Peter Graaff, the Haiti representative of the World Health Organization, acknowledged complications associated with the program.

"Cholera vaccination is not the easiest form of vaccination," Graaff said in his Port-au-Prince office, pointing out the need for a second dose and refrigeration for the vaccine and the limited vaccine supply worldwide. "It's obviously one of a number of preventative measures."

Jon Weigel, a researcher for Farmer, counters the concerns of a follow-up dose by pointing to a successful vaccination program Partners in Health launched just before the January 2010 earthquake. Health workers sought to inoculate 3,000 girls with the Gardasil vaccine for human papillomavirus, the main cause of cervical cancer.

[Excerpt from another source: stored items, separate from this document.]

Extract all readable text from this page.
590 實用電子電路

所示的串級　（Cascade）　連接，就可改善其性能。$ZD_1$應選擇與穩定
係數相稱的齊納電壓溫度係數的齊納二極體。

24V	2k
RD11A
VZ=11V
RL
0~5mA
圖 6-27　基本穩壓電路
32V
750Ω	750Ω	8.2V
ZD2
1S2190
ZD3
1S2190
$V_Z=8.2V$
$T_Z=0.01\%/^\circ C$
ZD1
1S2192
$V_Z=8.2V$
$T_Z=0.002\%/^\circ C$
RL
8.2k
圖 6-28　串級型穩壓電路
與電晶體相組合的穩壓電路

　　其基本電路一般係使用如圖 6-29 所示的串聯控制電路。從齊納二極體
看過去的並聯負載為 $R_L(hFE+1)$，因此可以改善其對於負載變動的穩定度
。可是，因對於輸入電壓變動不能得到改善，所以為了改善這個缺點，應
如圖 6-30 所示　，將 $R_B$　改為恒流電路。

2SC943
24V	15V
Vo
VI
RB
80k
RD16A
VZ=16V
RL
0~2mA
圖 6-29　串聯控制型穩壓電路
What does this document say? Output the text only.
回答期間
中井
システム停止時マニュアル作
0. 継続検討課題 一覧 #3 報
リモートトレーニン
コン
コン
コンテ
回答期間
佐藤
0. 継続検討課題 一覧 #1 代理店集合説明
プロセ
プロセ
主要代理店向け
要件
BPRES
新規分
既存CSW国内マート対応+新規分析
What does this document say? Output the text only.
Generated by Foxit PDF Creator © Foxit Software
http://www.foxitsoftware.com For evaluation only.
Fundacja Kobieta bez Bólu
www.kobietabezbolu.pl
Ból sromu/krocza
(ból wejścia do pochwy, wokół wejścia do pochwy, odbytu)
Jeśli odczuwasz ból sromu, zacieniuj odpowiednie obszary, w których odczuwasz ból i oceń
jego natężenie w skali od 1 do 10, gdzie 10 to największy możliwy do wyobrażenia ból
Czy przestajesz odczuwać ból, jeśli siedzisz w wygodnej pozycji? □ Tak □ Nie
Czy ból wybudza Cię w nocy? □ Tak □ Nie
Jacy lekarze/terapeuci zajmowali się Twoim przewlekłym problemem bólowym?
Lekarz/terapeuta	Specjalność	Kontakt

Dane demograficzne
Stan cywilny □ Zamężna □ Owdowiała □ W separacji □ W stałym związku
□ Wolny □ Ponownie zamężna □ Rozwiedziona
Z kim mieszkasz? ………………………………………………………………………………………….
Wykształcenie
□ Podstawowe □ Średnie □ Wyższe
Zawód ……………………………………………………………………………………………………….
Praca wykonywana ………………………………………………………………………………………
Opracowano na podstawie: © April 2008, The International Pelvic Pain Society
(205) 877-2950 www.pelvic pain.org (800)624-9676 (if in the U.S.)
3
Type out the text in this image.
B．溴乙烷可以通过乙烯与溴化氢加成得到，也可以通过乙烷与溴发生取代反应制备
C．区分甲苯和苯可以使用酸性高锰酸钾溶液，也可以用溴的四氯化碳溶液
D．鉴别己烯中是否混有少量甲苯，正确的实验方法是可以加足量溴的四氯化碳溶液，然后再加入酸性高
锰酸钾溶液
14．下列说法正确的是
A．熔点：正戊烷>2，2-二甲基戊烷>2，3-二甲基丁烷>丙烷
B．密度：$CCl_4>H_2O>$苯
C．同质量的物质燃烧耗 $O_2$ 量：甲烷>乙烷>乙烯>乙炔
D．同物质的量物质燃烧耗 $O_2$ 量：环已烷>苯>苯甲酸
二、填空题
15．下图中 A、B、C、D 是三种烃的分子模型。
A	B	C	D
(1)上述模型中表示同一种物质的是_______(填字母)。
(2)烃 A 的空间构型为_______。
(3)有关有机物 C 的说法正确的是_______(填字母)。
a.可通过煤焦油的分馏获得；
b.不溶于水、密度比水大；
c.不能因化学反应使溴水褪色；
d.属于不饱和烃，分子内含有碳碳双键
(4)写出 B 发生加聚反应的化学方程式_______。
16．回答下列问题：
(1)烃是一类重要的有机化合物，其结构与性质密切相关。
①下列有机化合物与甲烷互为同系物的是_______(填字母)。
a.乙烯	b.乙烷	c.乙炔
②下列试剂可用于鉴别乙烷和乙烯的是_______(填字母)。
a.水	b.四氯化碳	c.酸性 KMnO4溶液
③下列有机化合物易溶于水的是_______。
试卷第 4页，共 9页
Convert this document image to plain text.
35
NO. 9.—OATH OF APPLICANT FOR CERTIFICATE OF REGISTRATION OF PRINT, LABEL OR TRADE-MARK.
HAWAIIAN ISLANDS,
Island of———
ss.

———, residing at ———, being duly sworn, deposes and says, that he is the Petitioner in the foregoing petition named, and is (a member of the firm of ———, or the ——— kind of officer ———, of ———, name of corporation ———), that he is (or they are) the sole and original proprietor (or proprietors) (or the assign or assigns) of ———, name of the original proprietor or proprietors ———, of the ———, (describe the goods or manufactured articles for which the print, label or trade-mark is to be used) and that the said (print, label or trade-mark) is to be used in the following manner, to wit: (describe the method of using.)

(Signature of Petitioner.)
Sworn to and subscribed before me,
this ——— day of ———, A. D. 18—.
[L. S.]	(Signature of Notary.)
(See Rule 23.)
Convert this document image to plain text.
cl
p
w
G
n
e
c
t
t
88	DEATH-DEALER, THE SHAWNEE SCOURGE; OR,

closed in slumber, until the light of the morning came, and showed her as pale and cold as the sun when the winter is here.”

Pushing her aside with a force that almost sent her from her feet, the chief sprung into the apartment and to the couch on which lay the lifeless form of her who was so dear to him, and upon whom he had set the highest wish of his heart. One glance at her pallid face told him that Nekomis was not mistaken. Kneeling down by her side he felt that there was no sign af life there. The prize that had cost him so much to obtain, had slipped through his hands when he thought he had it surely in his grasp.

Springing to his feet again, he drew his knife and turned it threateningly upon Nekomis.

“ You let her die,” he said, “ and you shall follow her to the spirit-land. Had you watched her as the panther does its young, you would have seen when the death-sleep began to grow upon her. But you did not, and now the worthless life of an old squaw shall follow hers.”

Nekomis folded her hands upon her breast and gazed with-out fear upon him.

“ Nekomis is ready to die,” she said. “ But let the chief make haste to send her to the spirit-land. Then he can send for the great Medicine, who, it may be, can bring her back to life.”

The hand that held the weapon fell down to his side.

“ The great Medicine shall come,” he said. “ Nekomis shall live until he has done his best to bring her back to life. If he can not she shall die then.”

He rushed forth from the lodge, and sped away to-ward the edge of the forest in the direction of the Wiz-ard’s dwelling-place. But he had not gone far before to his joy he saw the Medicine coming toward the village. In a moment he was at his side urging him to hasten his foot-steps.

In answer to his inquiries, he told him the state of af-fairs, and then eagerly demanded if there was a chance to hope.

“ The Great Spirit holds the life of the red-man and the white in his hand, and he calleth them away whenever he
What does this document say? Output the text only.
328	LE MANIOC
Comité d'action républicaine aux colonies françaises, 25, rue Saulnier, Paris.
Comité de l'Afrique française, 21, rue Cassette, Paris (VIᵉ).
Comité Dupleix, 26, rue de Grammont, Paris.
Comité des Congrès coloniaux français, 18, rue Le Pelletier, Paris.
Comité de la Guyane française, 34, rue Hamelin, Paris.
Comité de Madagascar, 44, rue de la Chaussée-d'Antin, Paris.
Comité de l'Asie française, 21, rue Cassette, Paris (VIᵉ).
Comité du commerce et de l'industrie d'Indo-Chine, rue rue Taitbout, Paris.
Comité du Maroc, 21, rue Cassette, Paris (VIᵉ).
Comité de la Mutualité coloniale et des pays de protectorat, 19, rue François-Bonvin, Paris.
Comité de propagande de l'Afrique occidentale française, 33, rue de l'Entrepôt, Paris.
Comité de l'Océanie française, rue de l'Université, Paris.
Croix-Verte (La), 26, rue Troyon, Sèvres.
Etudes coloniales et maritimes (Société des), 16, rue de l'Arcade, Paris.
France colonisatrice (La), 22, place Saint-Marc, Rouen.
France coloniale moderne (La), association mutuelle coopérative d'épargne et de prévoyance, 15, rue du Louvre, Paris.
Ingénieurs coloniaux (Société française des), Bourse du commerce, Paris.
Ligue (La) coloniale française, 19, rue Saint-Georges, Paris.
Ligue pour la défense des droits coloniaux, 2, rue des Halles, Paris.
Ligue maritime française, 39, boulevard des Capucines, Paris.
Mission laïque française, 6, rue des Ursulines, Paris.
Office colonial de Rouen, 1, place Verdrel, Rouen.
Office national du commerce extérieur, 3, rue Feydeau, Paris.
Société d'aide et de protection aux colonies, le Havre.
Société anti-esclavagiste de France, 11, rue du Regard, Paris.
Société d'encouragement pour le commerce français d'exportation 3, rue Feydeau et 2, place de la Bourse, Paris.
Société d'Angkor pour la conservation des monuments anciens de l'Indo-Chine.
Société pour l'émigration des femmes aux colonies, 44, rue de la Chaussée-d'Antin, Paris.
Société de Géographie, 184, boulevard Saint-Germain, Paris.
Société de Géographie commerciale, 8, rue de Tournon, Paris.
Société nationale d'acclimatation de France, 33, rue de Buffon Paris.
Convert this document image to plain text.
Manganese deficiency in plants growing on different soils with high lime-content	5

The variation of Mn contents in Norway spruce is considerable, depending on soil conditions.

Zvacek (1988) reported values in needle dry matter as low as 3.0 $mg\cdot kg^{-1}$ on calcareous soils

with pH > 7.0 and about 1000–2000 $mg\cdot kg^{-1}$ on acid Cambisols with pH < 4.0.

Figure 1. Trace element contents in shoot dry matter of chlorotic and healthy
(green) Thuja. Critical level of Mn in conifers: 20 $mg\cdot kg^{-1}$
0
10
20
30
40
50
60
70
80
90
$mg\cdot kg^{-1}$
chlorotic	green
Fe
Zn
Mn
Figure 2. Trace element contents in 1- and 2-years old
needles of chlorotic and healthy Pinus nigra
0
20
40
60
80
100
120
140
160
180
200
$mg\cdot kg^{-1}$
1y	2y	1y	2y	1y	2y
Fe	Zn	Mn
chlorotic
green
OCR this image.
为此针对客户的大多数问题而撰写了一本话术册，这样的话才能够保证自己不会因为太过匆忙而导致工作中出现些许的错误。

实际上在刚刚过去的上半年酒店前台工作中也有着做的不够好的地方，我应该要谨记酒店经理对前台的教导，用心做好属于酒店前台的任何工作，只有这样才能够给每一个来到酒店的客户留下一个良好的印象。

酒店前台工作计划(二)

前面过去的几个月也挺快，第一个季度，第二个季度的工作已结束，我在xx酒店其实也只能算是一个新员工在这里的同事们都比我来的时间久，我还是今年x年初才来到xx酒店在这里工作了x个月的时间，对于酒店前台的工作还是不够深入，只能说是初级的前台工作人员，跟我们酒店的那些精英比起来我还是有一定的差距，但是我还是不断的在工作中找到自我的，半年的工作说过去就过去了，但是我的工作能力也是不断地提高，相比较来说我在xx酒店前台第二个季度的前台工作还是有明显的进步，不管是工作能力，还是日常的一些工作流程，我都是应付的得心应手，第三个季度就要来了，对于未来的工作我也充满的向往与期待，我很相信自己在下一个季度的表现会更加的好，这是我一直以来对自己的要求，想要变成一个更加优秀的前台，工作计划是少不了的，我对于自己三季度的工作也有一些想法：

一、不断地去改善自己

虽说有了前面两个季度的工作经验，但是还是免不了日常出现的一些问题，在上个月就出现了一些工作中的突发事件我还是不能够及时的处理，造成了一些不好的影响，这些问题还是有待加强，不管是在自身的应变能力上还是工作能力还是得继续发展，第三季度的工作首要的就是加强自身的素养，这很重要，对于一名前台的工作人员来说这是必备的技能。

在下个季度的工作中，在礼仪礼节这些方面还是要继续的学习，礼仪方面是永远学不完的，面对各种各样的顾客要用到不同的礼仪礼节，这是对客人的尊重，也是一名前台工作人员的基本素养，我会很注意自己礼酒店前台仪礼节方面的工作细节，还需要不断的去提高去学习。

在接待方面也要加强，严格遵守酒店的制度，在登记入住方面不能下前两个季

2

The distribution was relatively more complicated. It required three doses over a period of six months. Plus, chaos from the earthquake threatened to disrupt delivery of the final dose. The completion rate: 75 per cent.

Coming up with the money shouldn't be an issue. Partners in Health is negotiating with donors though it would not identify them. The health care non-profit is among the top recipients of aid in Haiti, and last year brought in $151 million for its work in 12 countries, according to tax returns filed with the U.S. Internal Revenue Service.

Weigel stressed efforts to develop Haiti's water and sewer systems, or to promote good hygiene, won't be ignored.

"We're not doing this at the exclusion of water and sanitation," said Weigel. "We really think that it's faulty logic to think that it's one or the other."

Farmer acknowledges the global shortage but believes the epidemic will spur pharmaceutical companies to increase supply.

"This is an oral vaccine that was designed to be used in poor countries," Farmer said. "This is the lowest-hanging fruit."

Still, Garfield and others say that the project poses some tough ethical dilemmas.

"It's not clear who gets in the life boat and who doesn't," he said.